I usually do not crop my photos–or rather, I crop images in the viewfinder of my camera not in photo-editing software.  However, a recent series of captures I made of the stump of a tree that had fallen in a violent storm, or due to the weight of snow or ice, or from a lightning strike yielded less interesting subject areas in the 2×3 dimensional ratio of my camera sensor as cracks and twisted wood fibers gave way to smoother or less varied surfaces or the ground about the wood.

As a rule, I just don’t like to waste pixels from my original snap of the shutter. But, when the subject itself interests my eye only in a square or circular region as with these photographs, I edit as the image demands of me to use a square format for the finished results.

With most any rule for composition, convention, or preference I learn or choose to adopt, there come times, once I’ve gained some mastery with my process, when I find the subject calls for me to ignore rules and forge ahead however the picture demands.
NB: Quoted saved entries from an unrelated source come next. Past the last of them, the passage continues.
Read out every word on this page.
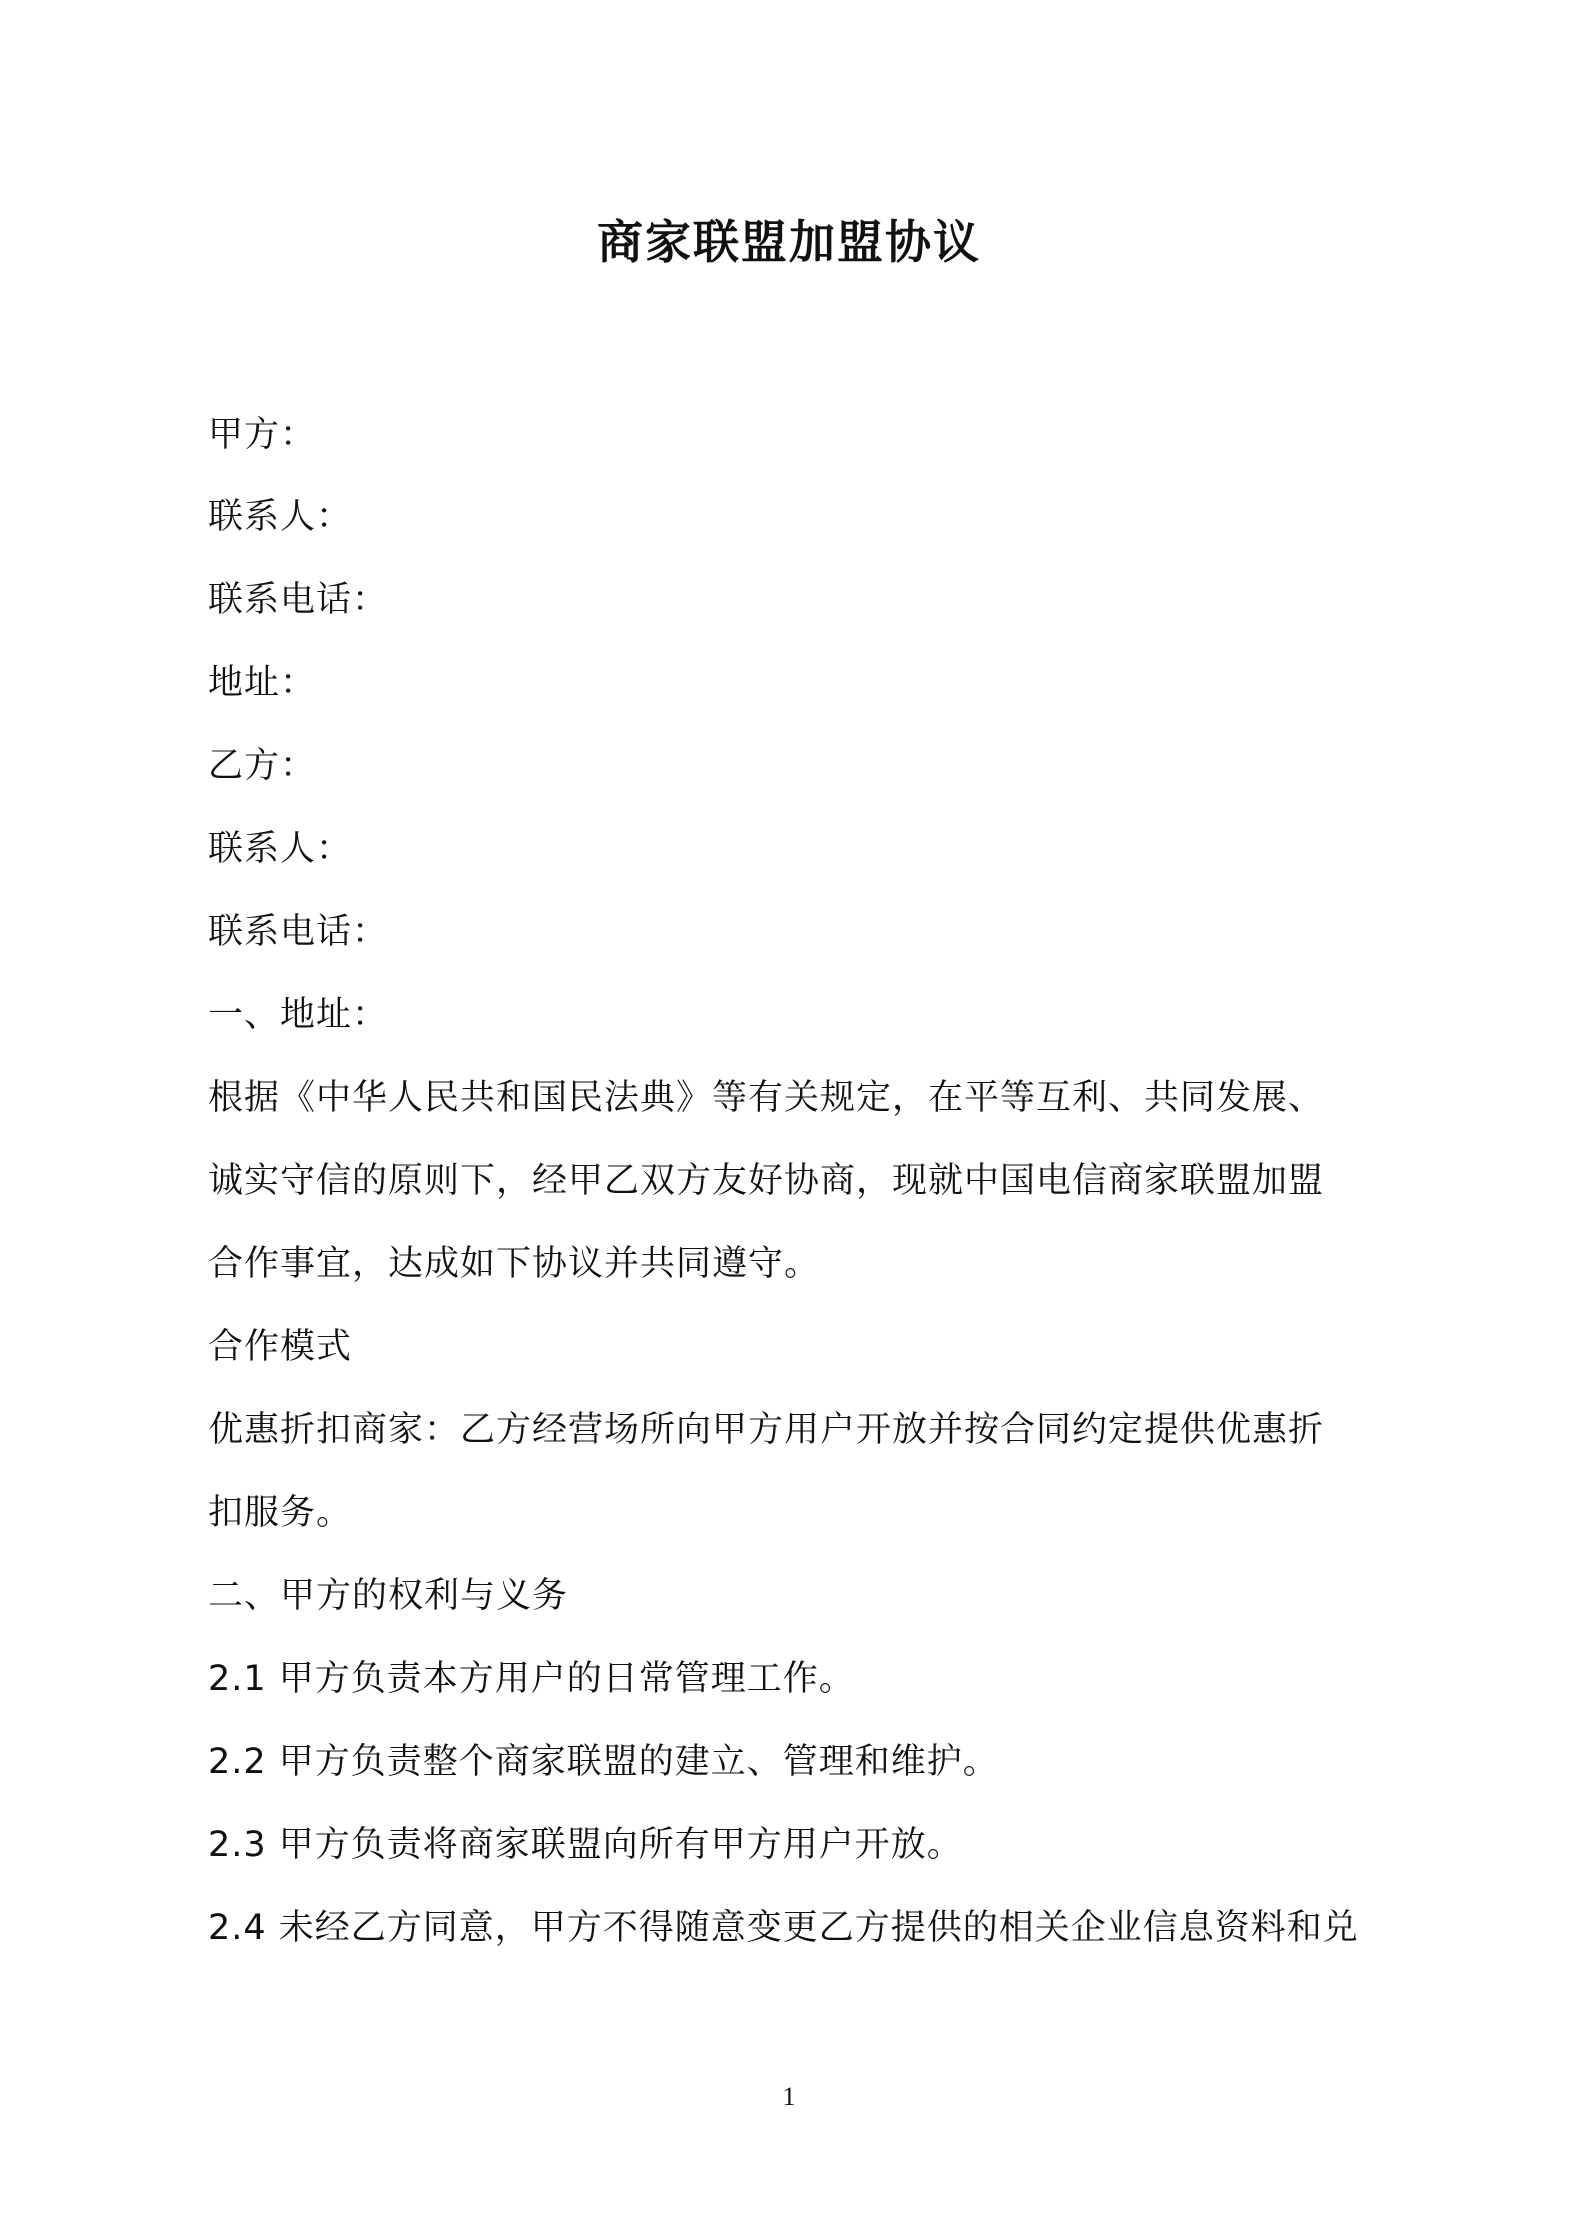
商家联盟加盟协议
甲方：
联系人：
联系电话：
地址：
乙方：
联系人：
联系电话：
一、地址：
根据《中华人民共和国民法典》等有关规定，在平等互利、共同发展、
诚实守信的原则下，经甲乙双方友好协商，现就中国电信商家联盟加盟
合作事宜，达成如下协议并共同遵守。
合作模式
优惠折扣商家：乙方经营场所向甲方用户开放并按合同约定提供优惠折
扣服务。
二、甲方的权利与义务
2.1 甲方负责本方用户的日常管理工作。
2.2 甲方负责整个商家联盟的建立、管理和维护。
2.3 甲方负责将商家联盟向所有甲方用户开放。
2.4 未经乙方同意，甲方不得随意变更乙方提供的相关企业信息资料和兑
1
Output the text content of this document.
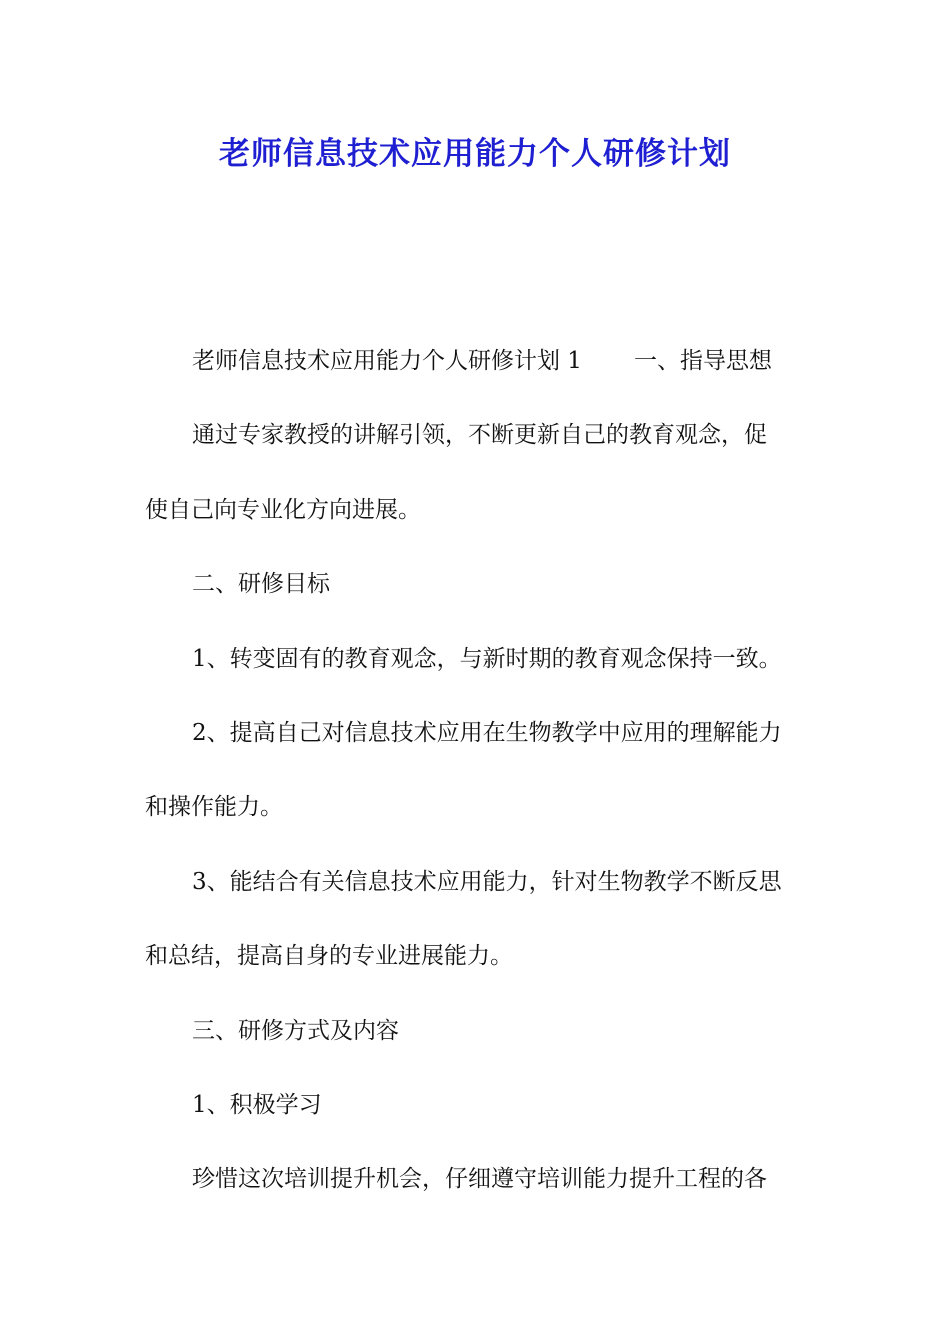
老师信息技术应用能力个人研修计划
老师信息技术应用能力个人研修计划 1 一、指导思想
通过专家教授的讲解引领，不断更新自己的教育观念，促
使自己向专业化方向进展。
二、研修目标
1、转变固有的教育观念，与新时期的教育观念保持一致。
2、提高自己对信息技术应用在生物教学中应用的理解能力
和操作能力。
3、能结合有关信息技术应用能力，针对生物教学不断反思
和总结，提高自身的专业进展能力。
三、研修方式及内容
1、积极学习
珍惜这次培训提升机会，仔细遵守培训能力提升工程的各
Rules and guidelines are useful when learning something new. In my experience, they have forced me to go beyond my natural inclinations, or look at things in a different way–to create things I would not make without them. So I’ve found it useful to be an obedient student; and to move beyond convention once I’ve learned a few things and formed good habits.

Another recommended practice I have accepted for myself is to photograph a subject in multiple exposures. The shot I like in the field is not always one that makes the cut in the end. Another angle, another side, changing light conditions, may make for an image I like better when working in photo editing software like Photoshop and other apps.

I did that with these images; shooting eight or ten or twelve pictures; selecting these four working images in the end.

All this aside, I won’t hesitate to take one shot on the fly. You never know; it might be a successful venture. So, be happy to snap away anytime.